Both the Catholic and Eastern Orthodox churches recognize seven councils in the early years of the church, but Catholics also recognize fourteen councils called in later years by the Pope, whose authority the Eastern Orthodox utterly repudiate as they consider Rome to currently be in schism. The status of these councils in the face of a Catholic-Orthodox reconciliation would depend upon whether one accepts Roman Catholic ecclesiology (papal primacy) or Orthodox ecclesiology (collegiality of autocephalous churches). In the former case, the additional councils would be granted the status of Ecumenical. In the latter case, they would be considered to be local synodal decisions with no authority among the other autocephalous churches.

The first seven councils were called by the emperor (first the Christian Roman Emperors and later the so-called Byzantine Emperors, i.e., the Roman Emperors with the capital in the East). Most historians agree that the emperors called the councils to force the Christian bishops to resolve divisive issues and reach consensus. They hoped that maintaining unity in the Church would help maintain unity in the Empire. The relationship of the Papacy to the validity of these councils is the ground of much controversy between Roman Catholicism and Eastern Orthodox Churches and to historians.
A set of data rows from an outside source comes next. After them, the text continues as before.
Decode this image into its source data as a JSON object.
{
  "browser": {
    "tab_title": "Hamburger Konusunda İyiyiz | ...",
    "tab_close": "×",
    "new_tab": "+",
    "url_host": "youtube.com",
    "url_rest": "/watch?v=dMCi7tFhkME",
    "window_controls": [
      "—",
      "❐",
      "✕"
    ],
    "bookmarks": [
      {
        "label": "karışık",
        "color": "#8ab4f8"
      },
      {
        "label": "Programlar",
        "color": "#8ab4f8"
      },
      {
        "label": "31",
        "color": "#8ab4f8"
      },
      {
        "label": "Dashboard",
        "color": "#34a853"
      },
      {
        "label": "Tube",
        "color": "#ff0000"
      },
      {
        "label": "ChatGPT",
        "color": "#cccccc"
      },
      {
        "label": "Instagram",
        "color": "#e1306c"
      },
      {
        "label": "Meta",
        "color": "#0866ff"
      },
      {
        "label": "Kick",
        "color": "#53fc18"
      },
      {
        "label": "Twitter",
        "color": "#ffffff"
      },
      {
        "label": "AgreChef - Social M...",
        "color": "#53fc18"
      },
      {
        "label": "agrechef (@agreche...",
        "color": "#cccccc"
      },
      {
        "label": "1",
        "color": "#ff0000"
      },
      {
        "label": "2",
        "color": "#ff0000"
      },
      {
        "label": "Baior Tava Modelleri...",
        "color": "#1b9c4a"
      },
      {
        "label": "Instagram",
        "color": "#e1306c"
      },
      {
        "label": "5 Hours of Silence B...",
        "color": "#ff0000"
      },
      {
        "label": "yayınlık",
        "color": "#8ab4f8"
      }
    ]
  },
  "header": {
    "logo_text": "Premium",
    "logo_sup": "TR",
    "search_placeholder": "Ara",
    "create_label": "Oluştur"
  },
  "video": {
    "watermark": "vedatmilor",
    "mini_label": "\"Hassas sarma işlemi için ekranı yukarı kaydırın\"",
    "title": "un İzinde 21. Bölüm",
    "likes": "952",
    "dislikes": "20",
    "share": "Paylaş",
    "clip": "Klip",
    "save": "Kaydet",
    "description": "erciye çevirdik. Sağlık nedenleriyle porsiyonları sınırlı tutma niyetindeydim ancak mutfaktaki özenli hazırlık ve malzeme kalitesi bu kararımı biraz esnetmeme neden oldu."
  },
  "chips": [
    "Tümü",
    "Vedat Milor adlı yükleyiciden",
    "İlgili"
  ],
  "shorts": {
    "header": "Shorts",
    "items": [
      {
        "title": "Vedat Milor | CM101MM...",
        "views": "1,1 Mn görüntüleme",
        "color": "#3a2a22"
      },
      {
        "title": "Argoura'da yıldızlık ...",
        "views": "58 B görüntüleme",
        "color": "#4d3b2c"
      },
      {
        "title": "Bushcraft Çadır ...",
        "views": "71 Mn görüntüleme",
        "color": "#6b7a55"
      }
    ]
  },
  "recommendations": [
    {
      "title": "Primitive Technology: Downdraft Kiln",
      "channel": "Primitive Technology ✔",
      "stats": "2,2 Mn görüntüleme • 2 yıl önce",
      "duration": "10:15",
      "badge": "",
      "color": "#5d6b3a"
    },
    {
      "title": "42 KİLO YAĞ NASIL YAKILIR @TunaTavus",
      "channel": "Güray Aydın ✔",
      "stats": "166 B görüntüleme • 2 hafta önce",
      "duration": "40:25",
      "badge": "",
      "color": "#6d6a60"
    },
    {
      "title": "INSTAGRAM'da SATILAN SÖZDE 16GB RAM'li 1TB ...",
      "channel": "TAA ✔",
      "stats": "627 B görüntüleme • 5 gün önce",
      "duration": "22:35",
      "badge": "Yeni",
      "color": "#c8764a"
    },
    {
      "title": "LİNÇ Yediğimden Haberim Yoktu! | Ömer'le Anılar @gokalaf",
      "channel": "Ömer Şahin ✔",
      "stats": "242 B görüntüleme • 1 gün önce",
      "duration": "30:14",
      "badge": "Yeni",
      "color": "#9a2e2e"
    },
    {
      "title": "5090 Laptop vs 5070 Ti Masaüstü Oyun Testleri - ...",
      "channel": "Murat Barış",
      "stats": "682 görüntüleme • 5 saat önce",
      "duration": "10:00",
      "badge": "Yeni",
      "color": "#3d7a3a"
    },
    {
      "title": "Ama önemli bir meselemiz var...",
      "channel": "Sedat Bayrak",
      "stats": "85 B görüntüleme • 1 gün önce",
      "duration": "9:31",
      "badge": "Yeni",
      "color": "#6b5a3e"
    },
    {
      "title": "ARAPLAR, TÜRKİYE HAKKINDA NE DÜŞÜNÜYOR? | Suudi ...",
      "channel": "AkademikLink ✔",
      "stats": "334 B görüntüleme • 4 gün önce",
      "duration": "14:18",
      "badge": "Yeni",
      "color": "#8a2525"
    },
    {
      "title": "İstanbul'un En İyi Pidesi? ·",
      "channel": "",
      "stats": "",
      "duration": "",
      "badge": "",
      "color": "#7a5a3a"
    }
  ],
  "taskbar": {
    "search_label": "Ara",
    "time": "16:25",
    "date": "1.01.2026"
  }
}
Relations between Roman Catholicism and Eastern Orthodoxy

In the past few decades, many Roman Catholic theologians and even Popes have spoken of the first seven councils as ecumenical in some sort of "full and proper sense", enjoying the acceptance of both East and West. Moreover, Pope John Paul II, in his encyclical Ut Unum Sint ("That they may be one"), invited other Christians to discuss how the primacy of the Bishop of Rome should be appropriately exercised from now on; he says that the future may be a better guide than the past. In this way, the Bishop of Rome is allowing for the development of an ecclesiology that would be acceptable to both East and West, would allow for reconciliation of Catholic and Orthodox Churches, and would provide a common understanding of the authority of councils called ecumenical.

The mutual excommunications of 1054 between the Pope of Rome and the Patriarch of Constantinople were lifted in 1965 by their successors at that time. Moreover, the 1054 "Great Schism" took place when the Bishop of Rome was dead; Orthodox and Catholics in many places continued to recognize each other as members of the universal Church for generations. In fact, the Churches drifted apart over time, becoming clearly separated only after the looting of Constantinople by Crusaders, the deposition of the Patriarch of Constantinople, and the creation of a "Latin Patriarchate" in hostile opposition to the Orthodox Patriarch in the thirteenth century. As these Churches today work towards reconciliation, the restoration of full communion will also take time. A generally accepted Orthodox perspective on the ecumenical councils will be complimented by some equally agreed upon understanding of the primacy of the Roman Pope, as the successor of Peter.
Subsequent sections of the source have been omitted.